CANBERRA, Australia -- A Chinese-born Australian journalist for CGTN, the English-language channel of China Central Television, has been detained in China, Australia's government said Monday.
Australian officials had a consular visit via video link with Cheng Lei at a detention facility last Thursday, Foreign Minister Marise Payne said in a statement. They will continue to provide assistance and support to her and her family, Payne said.
Australia had been informed by Chinese authorities on Aug. 14 of her detention, but made its first public statement on Monday.
Australian authorities have said they do not know why she was detained.
“Further comment will not be provided owing to the government’s privacy obligations,” Payne said.
Cheng had not been charged, but was being held under what is called “residential surveillance at a designated location," Australian media reported Tuesday.
It is a form of detention in which investigators can imprison and question a suspect for up to six months without a formal arrest.
Cheng’s two young children are with family members in the Australian city of Melbourne.
“As a family, we are aware of the current situation with regard to Cheng Lei’s status as advised by the (Australian) Department of Foreign Affairs and Trade," the family said in a statement, adding that it looked forward to a “satisfactory and timely conclusion to the matter.”
“In China, due process will be observed," the family said.
Trade Minister Simon Birmingham said on Tuesday the government did not know why Cheng had been detained.
“We are obviously engaging where we can with Ms. Cheng Lei,” Birmingham told Nine Network television.
“We will continue ... to work as best we can in providing her and her family with assistance through what is no doubt a stressful and difficult time for them,” he added.
Australia in July warned its citizens of a risk of arbitrary detention in China, as relations between the free trade partners have soured in recent years. China dismissed the warning as disinformation.
Australia has criticized China for charging Chinese-Australian spy novelist Yang Hengjun with espionage in March. He has been detained since January last year.

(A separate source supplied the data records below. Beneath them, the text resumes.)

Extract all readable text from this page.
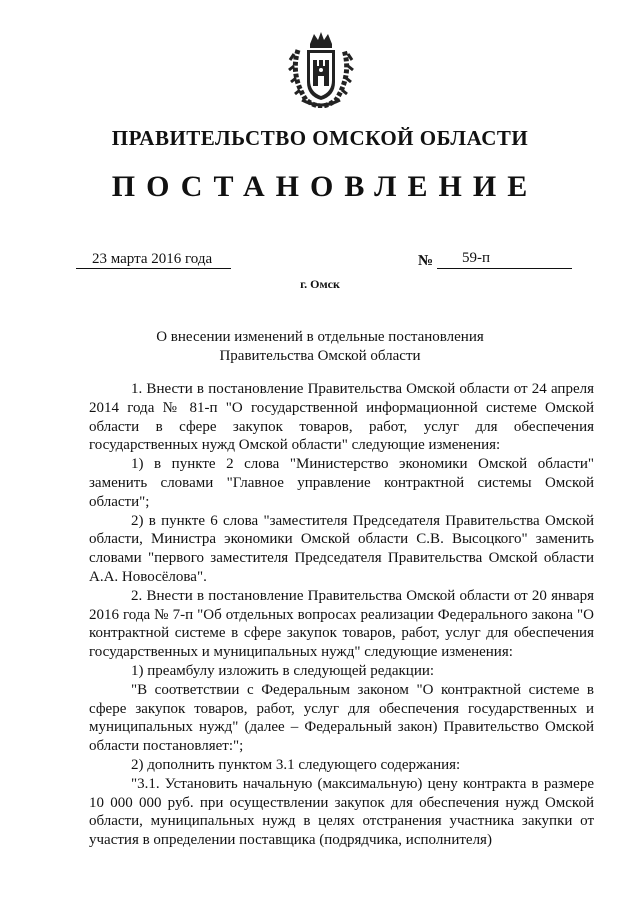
ПРАВИТЕЛЬСТВО ОМСКОЙ ОБЛАСТИ
ПОСТАНОВЛЕНИЕ
23 марта 2016 года	№ 59-п
г. Омск
О внесении изменений в отдельные постановления
Правительства Омской области

1. Внести в постановление Правительства Омской области от 24 апреля 2014 года № 81-п "О государственной информационной системе Омской области в сфере закупок товаров, работ, услуг для обеспечения государственных нужд Омской области" следующие изменения:

1) в пункте 2 слова "Министерство экономики Омской области" заменить словами "Главное управление контрактной системы Омской области";

2) в пункте 6 слова "заместителя Председателя Правительства Омской области, Министра экономики Омской области С.В. Высоцкого" заменить словами "первого заместителя Председателя Правительства Омской области А.А. Новосёлова".

2. Внести в постановление Правительства Омской области от 20 января 2016 года № 7-п "Об отдельных вопросах реализации Федерального закона "О контрактной системе в сфере закупок товаров, работ, услуг для обеспечения государственных и муниципальных нужд" следующие изменения:

1) преамбулу изложить в следующей редакции:

"В соответствии с Федеральным законом "О контрактной системе в сфере закупок товаров, работ, услуг для обеспечения государственных и муниципальных нужд" (далее – Федеральный закон) Правительство Омской области постановляет:";

2) дополнить пунктом 3.1 следующего содержания:

"3.1. Установить начальную (максимальную) цену контракта в размере 10 000 000 руб. при осуществлении закупок для обеспечения нужд Омской области, муниципальных нужд в целях отстранения участника закупки от участия в определении поставщика (подрядчика, исполнителя)
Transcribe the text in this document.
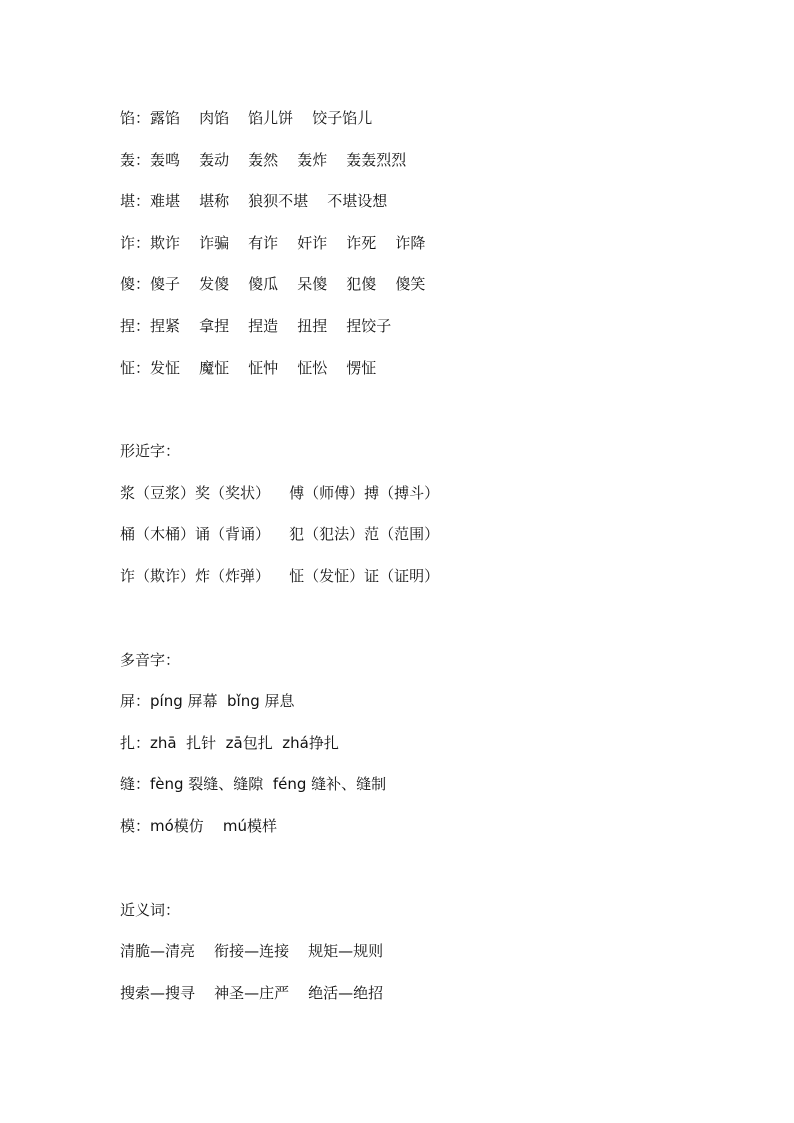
馅：露馅    肉馅    馅儿饼    饺子馅儿
轰：轰鸣    轰动    轰然    轰炸    轰轰烈烈
堪：难堪    堪称    狼狈不堪    不堪设想
诈：欺诈    诈骗    有诈    奸诈    诈死    诈降
傻：傻子    发傻    傻瓜    呆傻    犯傻    傻笑
捏：捏紧    拿捏    捏造    扭捏    捏饺子
怔：发怔    魔怔    怔忡    怔忪    愣怔
形近字：
浆（豆浆）奖（奖状）    傅（师傅）搏（搏斗）
桶（木桶）诵（背诵）    犯（犯法）范（范围）
诈（欺诈）炸（炸弹）    怔（发怔）证（证明）
多音字：
屏：píng 屏幕  bǐng 屏息
扎：zhā  扎针  zā包扎  zhá挣扎
缝：fèng 裂缝、缝隙  féng 缝补、缝制
模：mó模仿    mú模样
近义词：
清脆—清亮    衔接—连接    规矩—规则
搜索—搜寻    神圣—庄严    绝活—绝招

Australian Karm Gilespie was sentenced to death in China in June, seven years after he was arrested and charged with attempting to board an international flight with more than 7.5 kilograms (16.5 pounds) of methamphetamine. Some observers suspect that such a severe sentence so long after the crime was related to the bilateral rift.
Cheng is an anchor for CGTN's BizAsia program. She was born in China and worked in finance in Australia before returning to China and starting a career in journalism with CCTV in Beijing in 2003.
She has reported on major Chinese events including Beijing’s 2008 Olympics and Shanghai’s 2010 World Expo.